At £930, Canon’s newest DSLR isn’t exactly cheap. But with premium rivals costing as much as £4,000, it’s not nearly as prohibitively expensive as many other DSLR or mirrorless cameras.
Photographers looking for a high-end, interchangeable lens camera are spoilt for choice, and you can spend anything from several hundred to several thousand pounds.
The wide range of price points can make it tricky to know how much you need to spend to guarantee great photos. You might assume that a bigger budget will buy you better quality, versatility and usability – and that’s often the case.
However, it’s not a sure thing.
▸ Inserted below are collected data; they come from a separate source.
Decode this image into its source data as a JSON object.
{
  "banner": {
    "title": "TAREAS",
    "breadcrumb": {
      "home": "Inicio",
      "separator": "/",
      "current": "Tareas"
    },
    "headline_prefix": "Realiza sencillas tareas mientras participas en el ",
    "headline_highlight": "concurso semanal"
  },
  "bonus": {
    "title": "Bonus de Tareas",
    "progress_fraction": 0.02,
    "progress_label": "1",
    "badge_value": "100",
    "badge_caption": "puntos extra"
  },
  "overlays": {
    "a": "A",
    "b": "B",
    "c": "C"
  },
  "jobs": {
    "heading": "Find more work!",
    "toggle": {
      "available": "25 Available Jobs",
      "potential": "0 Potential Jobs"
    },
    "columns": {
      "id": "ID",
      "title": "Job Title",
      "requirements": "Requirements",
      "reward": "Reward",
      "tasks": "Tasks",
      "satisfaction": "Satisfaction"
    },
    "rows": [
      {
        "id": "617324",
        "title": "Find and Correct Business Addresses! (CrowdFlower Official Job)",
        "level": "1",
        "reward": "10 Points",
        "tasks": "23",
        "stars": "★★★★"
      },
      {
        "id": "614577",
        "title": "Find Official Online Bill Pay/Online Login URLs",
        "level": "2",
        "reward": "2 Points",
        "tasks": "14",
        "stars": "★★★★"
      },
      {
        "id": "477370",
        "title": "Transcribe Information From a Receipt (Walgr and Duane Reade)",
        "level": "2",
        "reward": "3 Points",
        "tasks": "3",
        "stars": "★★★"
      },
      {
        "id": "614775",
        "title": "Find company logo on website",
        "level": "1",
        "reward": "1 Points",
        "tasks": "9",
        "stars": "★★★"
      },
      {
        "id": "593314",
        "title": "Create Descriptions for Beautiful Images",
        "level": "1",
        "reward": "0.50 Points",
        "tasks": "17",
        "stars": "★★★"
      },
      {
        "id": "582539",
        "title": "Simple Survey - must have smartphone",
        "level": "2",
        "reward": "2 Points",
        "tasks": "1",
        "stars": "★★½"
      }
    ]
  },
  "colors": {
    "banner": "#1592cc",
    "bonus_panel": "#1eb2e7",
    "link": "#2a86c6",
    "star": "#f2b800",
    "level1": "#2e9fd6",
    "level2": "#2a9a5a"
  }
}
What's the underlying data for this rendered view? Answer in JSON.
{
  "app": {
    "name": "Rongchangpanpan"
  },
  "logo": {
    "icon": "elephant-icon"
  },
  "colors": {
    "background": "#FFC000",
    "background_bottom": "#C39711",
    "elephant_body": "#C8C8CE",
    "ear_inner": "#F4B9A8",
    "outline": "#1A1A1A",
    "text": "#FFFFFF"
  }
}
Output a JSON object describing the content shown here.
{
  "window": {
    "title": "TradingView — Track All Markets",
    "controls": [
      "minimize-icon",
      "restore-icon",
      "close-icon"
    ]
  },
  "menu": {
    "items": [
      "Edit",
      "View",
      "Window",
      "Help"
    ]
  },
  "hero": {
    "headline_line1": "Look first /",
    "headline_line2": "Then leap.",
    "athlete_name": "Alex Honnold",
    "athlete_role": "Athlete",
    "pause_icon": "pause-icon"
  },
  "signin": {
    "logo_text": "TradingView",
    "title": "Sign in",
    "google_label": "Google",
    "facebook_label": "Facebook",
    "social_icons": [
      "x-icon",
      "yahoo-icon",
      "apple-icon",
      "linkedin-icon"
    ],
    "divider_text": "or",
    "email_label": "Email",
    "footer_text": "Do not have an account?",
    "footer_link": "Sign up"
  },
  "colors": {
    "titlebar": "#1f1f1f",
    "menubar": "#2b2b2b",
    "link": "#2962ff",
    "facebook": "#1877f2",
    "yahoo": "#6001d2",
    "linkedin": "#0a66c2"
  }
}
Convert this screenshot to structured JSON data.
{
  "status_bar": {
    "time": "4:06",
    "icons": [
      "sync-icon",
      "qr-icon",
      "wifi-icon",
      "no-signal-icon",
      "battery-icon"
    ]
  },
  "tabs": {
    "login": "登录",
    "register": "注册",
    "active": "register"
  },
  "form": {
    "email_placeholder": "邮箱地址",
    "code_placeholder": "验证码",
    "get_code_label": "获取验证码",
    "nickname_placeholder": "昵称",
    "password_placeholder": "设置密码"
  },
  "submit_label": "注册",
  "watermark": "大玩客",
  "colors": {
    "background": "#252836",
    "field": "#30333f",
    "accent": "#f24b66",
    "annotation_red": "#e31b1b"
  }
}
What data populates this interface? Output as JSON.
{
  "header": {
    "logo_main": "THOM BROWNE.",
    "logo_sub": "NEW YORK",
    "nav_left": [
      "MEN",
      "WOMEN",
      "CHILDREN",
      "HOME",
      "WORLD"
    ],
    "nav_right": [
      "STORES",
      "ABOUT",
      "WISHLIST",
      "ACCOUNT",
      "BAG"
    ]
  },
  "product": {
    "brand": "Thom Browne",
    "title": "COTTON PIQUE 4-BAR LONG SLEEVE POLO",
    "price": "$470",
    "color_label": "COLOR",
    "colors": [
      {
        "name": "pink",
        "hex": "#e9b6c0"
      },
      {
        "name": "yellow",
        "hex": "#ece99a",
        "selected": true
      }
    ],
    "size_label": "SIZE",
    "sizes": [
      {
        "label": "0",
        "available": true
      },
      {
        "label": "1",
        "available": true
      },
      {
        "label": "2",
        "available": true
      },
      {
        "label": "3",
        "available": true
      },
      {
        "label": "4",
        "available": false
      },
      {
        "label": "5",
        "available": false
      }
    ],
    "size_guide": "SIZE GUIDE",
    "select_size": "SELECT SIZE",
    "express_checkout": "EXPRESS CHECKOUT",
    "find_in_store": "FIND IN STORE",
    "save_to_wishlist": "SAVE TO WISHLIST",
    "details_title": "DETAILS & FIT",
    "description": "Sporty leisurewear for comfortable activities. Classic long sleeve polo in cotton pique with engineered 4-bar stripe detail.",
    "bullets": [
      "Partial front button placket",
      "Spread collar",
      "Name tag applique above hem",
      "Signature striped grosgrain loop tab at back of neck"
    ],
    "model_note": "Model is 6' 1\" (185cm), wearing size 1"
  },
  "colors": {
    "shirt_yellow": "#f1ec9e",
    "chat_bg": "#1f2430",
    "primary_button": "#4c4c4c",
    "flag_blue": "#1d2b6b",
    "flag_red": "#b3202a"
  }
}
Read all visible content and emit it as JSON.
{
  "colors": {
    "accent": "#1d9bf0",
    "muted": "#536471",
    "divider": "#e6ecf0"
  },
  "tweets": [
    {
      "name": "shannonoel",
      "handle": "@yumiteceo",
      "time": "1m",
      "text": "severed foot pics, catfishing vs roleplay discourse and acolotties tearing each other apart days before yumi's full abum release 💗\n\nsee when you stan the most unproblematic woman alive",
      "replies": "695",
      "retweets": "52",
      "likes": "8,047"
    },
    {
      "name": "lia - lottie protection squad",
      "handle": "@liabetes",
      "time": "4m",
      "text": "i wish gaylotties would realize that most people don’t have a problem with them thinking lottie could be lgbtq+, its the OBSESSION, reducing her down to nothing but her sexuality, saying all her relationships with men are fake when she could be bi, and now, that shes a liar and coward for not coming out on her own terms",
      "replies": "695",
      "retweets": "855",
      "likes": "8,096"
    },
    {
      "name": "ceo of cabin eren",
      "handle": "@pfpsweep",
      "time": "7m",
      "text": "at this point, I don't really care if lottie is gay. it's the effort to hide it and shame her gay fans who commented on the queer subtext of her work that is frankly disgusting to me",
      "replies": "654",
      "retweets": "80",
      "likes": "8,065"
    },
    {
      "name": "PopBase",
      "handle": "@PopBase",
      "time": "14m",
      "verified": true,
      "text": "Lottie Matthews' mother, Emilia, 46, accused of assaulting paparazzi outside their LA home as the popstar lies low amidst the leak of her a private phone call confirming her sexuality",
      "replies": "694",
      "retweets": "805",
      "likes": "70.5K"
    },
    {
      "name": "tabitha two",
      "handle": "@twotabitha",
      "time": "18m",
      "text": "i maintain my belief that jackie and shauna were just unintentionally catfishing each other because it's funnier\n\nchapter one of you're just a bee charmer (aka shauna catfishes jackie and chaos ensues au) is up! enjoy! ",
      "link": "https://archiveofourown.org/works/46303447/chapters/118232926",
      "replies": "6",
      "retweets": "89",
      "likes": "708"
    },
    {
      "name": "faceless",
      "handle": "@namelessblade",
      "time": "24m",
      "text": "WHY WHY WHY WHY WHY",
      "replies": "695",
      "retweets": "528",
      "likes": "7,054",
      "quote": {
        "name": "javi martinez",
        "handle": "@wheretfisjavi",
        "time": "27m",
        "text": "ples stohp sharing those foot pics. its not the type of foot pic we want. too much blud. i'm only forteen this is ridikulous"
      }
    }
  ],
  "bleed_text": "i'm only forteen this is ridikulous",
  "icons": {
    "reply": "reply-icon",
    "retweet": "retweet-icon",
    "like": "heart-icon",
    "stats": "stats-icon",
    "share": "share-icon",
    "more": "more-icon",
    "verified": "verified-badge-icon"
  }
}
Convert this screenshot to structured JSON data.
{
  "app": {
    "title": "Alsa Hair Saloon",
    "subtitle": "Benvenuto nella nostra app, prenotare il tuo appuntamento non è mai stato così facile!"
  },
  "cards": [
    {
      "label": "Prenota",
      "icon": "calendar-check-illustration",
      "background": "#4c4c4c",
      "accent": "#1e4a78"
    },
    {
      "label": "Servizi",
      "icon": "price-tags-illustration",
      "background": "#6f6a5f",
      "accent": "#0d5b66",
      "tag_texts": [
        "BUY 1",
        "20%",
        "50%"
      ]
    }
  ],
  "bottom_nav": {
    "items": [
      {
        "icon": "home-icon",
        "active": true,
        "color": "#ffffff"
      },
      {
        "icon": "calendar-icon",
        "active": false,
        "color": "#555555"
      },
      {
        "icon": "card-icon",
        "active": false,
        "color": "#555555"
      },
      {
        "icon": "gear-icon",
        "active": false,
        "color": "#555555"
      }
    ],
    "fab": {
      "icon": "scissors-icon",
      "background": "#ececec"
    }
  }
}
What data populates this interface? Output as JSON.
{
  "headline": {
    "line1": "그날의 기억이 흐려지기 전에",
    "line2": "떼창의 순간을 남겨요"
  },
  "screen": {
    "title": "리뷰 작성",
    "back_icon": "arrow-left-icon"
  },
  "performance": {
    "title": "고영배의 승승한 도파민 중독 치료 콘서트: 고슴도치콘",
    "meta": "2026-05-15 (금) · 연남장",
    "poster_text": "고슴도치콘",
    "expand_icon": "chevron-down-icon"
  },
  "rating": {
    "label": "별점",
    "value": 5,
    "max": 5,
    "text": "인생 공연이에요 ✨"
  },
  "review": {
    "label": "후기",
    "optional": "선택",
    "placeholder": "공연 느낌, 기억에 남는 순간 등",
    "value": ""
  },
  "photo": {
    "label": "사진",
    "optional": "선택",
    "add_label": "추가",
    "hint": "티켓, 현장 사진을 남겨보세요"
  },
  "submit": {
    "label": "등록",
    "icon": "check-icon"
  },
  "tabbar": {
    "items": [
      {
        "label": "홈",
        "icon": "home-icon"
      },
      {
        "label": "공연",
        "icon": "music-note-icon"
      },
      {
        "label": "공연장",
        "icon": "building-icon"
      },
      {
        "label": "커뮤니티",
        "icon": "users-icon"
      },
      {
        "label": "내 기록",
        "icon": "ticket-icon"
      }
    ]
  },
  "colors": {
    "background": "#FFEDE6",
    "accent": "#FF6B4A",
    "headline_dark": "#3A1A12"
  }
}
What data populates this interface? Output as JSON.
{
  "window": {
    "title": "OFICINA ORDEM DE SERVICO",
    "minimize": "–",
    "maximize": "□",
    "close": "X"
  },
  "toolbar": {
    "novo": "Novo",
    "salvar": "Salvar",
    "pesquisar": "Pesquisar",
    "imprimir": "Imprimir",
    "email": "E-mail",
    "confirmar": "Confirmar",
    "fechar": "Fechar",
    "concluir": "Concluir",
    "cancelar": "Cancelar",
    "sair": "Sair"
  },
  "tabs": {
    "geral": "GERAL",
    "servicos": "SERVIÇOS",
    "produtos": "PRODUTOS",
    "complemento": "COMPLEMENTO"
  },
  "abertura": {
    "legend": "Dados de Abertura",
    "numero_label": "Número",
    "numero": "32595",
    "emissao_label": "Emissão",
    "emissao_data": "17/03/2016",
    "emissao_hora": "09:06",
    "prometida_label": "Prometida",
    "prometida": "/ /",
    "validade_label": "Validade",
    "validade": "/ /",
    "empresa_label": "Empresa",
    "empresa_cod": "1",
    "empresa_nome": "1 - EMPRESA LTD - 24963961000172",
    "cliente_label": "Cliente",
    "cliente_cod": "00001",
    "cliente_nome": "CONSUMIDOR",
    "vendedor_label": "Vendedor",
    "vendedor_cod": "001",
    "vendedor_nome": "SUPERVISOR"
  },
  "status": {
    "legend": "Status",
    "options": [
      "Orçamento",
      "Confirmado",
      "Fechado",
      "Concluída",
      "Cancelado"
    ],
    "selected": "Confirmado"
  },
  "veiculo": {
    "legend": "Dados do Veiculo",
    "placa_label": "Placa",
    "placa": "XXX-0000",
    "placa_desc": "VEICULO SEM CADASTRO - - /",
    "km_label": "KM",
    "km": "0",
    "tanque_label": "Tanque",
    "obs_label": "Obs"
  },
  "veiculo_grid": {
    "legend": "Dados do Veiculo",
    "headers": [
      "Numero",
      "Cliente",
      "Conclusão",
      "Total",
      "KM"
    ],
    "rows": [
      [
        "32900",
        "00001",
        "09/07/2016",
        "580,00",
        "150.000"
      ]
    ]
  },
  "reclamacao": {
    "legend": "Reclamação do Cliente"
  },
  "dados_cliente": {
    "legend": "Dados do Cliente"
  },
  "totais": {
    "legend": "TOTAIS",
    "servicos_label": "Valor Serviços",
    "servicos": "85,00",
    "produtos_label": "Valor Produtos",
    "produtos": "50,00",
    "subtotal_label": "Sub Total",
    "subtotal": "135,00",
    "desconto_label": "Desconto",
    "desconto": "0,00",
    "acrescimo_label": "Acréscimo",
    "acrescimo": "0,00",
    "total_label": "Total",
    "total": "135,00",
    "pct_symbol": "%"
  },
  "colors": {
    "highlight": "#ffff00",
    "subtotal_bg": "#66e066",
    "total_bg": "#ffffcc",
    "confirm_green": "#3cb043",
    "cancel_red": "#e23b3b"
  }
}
Our tests uncover some seriously expensive cameras that disappoint, as well as some budget models that exceed expectations.
Take a look at all our DSLR and mirrorless camera reviews to find the right camera for your budget.
Canon 850D: key features
The 850D is the latest in Canon’s popular line of DSLR cameras, and the manufacturer describes it as a ‘a great low-budget video DSLR camera’.
Key features include:
- 24Mp resolution with an APS-C sensor
- 45 autofocus (AF) points
- A built-in flash
- A maximum 25,600 ISO setting for low-light environments
- The ability to shoot up to seven frames per second in burst mode.
The 850D is capable of recording video in 4K, making it a choice for videographers as well as photographers.
Canon have crammed a lot into this sub-£1,000 camera, trying to appeal to both enthusiasts and beginners at the same time.
Does Canon’s latest offering strike the perfect balance of price versus quality? Find out in our expert review of the Canon 850D.
Does a higher price mean better camera tech?
DSLR and mirrorless cameras can be eye-wateringly expensive. One of the Canon 850D’s DSLR rivals, the Nikon D850, costs more than £3,000, while the mirrorless Panasonic Lumix S1RM ‘– one of the most expensive on our site – costs £4,000 plus.
Usually, more money means newer, more cutting-edge hardware. Both of these premium cameras come with a full-frame sensor, which is the largest sensor that you can buy.
Full-frame sensors are associated with the best image quality, especially in high-contrast and low-light situations. They’re also ideal for wide-angle photography. The 850D on the other hand comes with the smaller APS-C lens, which is now common among interchangeable lens cameras and some premium compact cameras.
You can read more about difference types of sensor in our guide on camera sensor sizes explained.
With a premium camera, you also get other hardware upgrades. The Nikon D850, for example, has a 153-point autofocusing system, which means it uses 153 individual pin-points to track subjects and compose a perfect shot in difficult settings.
Cheap digital cameras are keeping up
However, technology has advanced enough that even many entry-level DSLRs and mirrorless cameras can be used professionally. The pace of change in this market is so fast that cutting-edge technologies that start in premium cameras can quickly become commonplace.
For example, the £4,000 Nikon S1RM has an incredible ISO sensitivity of 25,600 that helps it to capture bright, dynamic images in dim lighting – but the much cheaper Canon 850D has exactly the same ISO sensitivity.
And the 850D also films video in ultra-high-definition 4K. Until recently, this was a hallmark of prestige found in only premium cameras. The 850D also uses sophisticated image stabilisation, face detection and autofocusing technology.
In summary, a lower price doesn’t always mean a poor camera; some our Best Buy cameras cost well under £1,000. We’ve also tested at least one camera costing more than £3,000 that was decidedly mediocre in our tests.